Why Weekly Communion?
The Session of Michiana Covenant Church believes that, for the spiritual well-being of the body and for proper worship, communion should be observed every Lord’s Day.
Christ clearly commanded us to partake of communion (Matthew 26:26-27); however, frequency of this communion is not explicitly stated in the scriptures. The two views which have been judged among the Reformed churches to have the most biblical support are the quarterly (or seasonal) view, which draws a connection between communion and the Old Testament seasonal feasts, and the weekly view, which argues that communion is an integral part of the regular corporate worship of the church.

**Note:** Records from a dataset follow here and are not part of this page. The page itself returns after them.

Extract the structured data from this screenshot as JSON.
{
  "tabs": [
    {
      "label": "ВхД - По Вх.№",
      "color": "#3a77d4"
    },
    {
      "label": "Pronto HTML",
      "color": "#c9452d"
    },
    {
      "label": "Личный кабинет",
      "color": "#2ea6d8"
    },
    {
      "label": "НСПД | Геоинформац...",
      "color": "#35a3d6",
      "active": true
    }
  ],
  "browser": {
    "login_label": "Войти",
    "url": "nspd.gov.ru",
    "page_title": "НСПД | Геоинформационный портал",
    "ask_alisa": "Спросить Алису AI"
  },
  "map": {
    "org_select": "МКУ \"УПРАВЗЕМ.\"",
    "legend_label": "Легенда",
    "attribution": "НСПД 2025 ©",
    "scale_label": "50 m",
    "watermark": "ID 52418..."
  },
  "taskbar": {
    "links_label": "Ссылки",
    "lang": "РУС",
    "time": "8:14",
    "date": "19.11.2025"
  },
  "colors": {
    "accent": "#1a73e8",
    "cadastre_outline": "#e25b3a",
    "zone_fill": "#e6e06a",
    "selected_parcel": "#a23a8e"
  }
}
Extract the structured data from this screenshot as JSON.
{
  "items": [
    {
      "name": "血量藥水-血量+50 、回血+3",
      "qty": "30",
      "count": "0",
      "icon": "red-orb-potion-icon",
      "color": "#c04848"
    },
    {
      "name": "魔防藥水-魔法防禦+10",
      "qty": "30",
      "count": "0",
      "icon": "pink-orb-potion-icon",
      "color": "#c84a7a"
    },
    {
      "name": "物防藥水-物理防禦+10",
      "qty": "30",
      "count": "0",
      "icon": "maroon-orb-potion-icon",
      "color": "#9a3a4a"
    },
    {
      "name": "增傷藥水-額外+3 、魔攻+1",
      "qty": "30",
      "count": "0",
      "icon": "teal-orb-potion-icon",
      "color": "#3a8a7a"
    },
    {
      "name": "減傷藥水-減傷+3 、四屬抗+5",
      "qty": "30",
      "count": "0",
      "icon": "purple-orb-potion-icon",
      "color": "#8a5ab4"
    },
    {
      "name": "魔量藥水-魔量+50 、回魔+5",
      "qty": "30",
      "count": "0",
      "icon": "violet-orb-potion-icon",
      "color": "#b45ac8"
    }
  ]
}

Critics of the weekly view argue that weekly observance of communion diminishes the special character of the sacrament. However, the same argument could be made for the other means of grace. Does weekly preaching and prayer make them any less special or effective? Even so, the Session intends to honor the quarterly communion view by calling for a seasonal communion celebration for churches in our region.
Our advocacy of weekly communion stems chiefly from our confession that communion is indeed a means of grace “whereby Christ communicates to his church the benefits of his mediation” (WLC 154). We confess that in the Lord’s Supper we “do . . . really and indeed . . . receive, and feed upon, Christ crucified, and all benefits of his death” (WCF 29.7) to our “spiritual nourishment and growth in grace” (WLC 168). For the health of the body of Christ, we judge that this means of grace should therefore be exercised frequently.
Weekly communion was a common practice in the early church and was revived during the Reformation by Strasbourg and other Reformed churches. Following their example, we seek to conform our worship to the model set forth in Scripture. As we have affirmed elsewhere (see “The Pattern of Worship at Michiana Covenant Church”), the heavenly pattern of worship demonstrated repeatedly in Scripture consistently culminates in the partaking of a covenant meal.
Accordingly, the sacrament of communion as commanded by Christ should be more than just an occasional addition to our worship service. Rather, it is the culmination or fulfillment of our worship every Lord’s Day. With it, we take with our hands, and eat with our mouths, the covenant meal which signifies and seals to us the eternal promises of God.